KISS' Paul Stanley Says His Book Tells a Universal Story

b_250_0_16777215_00_images_obgrabber_2014-05_64f261bb68.jpgHarper Collins -- KISS frontman Paul Stanley's autobiography, Face the Music: A Life Exposed, landed at #2 on The New York Times' Hardcover Non-Fiction Best Sellers list.  The book distinguished itself among the tell-alls penned by KISS' founding members -- of which Stanley's was the last -- in that it detailed the singer's struggle overcoming a physical deformity, a less-than-supportive family during childhood and a struggle to be happy, even during the band's period of explosive popularity.

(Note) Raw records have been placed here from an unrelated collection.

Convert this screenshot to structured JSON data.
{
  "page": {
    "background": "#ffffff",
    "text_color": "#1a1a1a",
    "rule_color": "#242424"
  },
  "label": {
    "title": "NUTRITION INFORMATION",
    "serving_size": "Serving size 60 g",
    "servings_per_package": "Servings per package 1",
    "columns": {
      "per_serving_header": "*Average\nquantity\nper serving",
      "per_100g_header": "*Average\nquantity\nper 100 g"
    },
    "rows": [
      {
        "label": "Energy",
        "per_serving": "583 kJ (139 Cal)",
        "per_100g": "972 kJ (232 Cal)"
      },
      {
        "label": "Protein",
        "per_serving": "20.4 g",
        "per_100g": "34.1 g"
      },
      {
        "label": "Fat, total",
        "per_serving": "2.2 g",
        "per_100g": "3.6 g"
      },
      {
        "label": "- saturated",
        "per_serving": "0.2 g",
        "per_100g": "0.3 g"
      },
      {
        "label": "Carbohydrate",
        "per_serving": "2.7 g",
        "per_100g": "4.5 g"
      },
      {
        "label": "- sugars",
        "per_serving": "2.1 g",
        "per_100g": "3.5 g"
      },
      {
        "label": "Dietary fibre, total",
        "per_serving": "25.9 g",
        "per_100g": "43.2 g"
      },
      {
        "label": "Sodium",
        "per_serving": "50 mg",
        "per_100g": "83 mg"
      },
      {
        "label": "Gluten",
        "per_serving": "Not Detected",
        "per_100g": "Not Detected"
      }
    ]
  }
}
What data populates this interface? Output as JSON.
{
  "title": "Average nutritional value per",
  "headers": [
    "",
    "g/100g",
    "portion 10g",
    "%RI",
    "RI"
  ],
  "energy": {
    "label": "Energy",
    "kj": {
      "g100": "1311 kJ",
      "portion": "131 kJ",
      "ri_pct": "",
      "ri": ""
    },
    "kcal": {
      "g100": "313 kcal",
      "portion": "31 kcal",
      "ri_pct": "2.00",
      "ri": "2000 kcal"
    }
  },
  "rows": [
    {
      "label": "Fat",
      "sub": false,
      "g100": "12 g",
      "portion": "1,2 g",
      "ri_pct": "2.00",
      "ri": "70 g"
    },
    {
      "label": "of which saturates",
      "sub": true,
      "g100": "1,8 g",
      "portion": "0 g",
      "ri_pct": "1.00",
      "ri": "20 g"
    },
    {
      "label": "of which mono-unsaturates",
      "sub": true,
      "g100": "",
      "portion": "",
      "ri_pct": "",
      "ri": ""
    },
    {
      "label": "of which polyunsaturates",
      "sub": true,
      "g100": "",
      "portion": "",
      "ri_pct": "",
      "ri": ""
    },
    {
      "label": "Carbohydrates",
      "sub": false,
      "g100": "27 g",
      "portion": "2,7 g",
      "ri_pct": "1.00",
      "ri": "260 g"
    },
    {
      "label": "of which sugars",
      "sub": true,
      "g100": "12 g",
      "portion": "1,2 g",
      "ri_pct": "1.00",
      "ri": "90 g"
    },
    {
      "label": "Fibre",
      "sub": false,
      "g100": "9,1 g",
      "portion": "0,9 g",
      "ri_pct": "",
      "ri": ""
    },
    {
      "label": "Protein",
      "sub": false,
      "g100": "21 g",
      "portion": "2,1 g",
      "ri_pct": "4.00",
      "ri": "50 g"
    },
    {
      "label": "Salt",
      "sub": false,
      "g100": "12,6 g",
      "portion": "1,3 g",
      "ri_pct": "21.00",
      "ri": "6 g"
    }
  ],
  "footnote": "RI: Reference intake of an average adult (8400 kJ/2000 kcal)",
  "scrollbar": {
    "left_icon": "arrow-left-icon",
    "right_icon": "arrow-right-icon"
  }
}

The memoir was published just before KISS' recent induction into the Rock and Roll Hall of Fame, which included a lot of highly publicized sniping between band members and the Hall, and also between the band members themselves.  There were a number of less-than-savory remarks about band mates Gene Simmons, Ace Frehley and Peter Criss made by Stanley in Face the Music, but he tells ABC News Radio that the conflict in the book -- which has been highlighted in the press -- is greatly exaggerated.  "When you have a 450-page book and you take four quotes out of it, you can turn an autobiography into a travelogue, or into a cookbook.  Things [were] blown up bigger than they actually are."

Stanley also says that now that the dust-ups have settled, what makes his book substantial for readers -- whether or not they're KISS fans -- is that his story is a universal one.  "How great is it to be able to say, 'I'm not that different than you, I've had my struggles and my issues and it doesn't define me'?" he tells ABC News Radio.  "How you deal with your obstacles is how you define yourself, not the obstacles themselves.  It's what you do when you're faced with adversity [that matters]."

Paul Stanley: Face the Music: A Life Exposed is available in print, audio and digital formats now.